Kbase 20895: SonicMQ: Example SSL Certificate-based Mutual Authentication
| Autor |
Progress Software Corporation - Progress |
| Acesso |
Público |
| Publicação |
4/25/2001 |
|
SUMMARY:
SonicMQ version 3.0 permits client-to-server SSL mutual authentication. This solution provides an example of using the Chat sample with Certificate-based Mutual Authentication.
EXPLANATION:
Follow these steps:
1) Go to SonicMQ Explorer > Certificate Stores
2) Import the client certificate (PKCS7 format) to see under
Certificate Details, the Common Name (CN).
3) Copy and paste that name into the Users table of the SonicMQ
broker to which the Explorer is connected.

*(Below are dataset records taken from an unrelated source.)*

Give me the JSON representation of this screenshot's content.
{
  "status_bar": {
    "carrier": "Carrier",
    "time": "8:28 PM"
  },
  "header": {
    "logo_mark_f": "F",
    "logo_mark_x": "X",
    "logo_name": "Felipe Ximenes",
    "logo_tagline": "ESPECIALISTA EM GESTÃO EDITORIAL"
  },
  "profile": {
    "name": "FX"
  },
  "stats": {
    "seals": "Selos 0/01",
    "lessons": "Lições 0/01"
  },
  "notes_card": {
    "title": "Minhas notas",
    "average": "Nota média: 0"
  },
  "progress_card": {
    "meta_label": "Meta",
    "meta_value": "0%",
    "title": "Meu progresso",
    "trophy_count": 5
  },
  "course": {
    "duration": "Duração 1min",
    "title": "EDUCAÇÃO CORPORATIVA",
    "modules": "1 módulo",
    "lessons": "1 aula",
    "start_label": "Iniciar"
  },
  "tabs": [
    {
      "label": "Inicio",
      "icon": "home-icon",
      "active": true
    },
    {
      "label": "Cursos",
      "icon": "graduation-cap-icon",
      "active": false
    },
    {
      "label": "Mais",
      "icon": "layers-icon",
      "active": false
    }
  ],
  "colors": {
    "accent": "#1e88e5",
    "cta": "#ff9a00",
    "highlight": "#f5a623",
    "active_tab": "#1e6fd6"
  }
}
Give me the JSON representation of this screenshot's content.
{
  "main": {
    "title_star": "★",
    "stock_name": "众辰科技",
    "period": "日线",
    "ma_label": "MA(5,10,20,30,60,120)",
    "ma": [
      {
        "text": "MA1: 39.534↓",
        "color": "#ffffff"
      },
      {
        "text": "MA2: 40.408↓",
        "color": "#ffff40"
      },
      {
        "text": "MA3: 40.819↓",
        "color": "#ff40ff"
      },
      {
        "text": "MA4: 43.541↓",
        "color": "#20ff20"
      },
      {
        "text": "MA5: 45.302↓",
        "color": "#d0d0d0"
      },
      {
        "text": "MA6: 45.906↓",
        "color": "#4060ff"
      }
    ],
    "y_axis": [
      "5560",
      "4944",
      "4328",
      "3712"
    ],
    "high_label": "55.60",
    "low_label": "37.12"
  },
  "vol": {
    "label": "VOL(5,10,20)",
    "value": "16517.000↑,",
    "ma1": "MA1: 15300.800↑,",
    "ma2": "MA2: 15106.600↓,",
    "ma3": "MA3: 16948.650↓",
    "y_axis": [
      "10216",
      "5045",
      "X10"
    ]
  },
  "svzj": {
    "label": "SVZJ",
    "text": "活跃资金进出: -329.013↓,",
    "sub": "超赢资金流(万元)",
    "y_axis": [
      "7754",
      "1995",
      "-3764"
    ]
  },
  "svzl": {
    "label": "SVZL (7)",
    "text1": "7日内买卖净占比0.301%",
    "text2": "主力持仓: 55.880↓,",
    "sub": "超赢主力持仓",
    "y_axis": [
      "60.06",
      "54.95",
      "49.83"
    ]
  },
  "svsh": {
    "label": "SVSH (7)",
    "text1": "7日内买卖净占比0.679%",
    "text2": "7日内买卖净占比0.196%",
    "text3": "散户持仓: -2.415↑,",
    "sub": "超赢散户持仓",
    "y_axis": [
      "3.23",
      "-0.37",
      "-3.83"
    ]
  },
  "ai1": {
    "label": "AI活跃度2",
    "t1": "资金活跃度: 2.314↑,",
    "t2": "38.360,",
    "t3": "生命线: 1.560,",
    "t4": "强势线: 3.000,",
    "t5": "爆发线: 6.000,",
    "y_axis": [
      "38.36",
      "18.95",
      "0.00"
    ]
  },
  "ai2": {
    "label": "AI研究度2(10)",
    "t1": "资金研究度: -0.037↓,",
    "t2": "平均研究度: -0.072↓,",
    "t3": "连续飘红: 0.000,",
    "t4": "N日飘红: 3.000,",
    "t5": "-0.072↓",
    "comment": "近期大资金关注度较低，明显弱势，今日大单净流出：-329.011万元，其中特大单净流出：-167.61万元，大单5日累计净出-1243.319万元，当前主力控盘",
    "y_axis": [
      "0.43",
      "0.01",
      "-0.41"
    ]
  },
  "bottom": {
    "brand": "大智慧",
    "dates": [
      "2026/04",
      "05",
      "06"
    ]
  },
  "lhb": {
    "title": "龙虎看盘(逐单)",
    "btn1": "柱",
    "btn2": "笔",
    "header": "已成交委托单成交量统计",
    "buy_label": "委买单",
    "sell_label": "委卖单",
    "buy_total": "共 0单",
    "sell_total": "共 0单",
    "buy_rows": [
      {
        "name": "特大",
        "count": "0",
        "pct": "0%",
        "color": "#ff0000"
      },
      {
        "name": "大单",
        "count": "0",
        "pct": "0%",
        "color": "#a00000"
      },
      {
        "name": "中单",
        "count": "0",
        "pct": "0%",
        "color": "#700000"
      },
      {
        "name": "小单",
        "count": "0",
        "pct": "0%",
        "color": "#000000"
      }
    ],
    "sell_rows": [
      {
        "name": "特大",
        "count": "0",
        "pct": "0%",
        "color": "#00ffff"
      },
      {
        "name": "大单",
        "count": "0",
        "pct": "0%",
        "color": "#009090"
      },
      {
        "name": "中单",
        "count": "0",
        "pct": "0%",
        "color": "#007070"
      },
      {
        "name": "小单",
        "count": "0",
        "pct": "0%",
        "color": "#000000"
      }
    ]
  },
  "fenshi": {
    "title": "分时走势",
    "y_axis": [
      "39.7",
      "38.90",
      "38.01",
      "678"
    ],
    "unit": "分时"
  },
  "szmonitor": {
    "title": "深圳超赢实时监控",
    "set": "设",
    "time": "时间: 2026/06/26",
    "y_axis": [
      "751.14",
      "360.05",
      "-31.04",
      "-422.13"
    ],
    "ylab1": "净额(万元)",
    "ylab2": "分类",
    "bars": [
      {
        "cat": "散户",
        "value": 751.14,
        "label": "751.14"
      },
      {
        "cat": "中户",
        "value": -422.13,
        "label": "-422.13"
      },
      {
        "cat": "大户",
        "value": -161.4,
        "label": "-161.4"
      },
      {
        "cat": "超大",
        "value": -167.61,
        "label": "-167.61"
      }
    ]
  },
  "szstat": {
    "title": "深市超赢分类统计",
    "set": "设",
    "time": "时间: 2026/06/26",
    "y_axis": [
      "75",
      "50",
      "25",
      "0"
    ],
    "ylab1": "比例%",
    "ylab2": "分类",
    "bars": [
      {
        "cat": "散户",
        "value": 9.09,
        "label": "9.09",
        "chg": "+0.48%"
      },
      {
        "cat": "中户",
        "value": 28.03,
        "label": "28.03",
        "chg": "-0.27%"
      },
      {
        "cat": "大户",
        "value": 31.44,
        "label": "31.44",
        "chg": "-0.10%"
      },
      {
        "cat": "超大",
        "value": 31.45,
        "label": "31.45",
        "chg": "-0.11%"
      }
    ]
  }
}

This becomes the broker that is used for the SSL
connections.
In addition, the Chat example needs to be started with the SSL environment set and needs to use "AUTHENTICATED" as user name.
For example:
java -Xms32m -Xmx32m -DSSL_CA_CERTIFICATES_DIR=mycerts\CA
-DSSL_CERTIFICATE_CHAIN=mycerts\testcert.p7c
-DSSL_PRIVATE_KEY=mycerts\clientKey.pkcs8
-DSSL_CERTIFICATE_CHAIN_FORM=PKCS7
-DSSL_PRIVATE_KEY_PASSWORD=password Chat -b ssl://pcrwe2:6506
-u AUTHENTICATED -p test
Reference to Written Documentation:
SonicMQ Installation and Administration Guide, Chapter 1, Installation Configuring the Default SSL.
SonicMQ Deployment Guide, Chapter 5, Security Table 8, Connection Security Checking.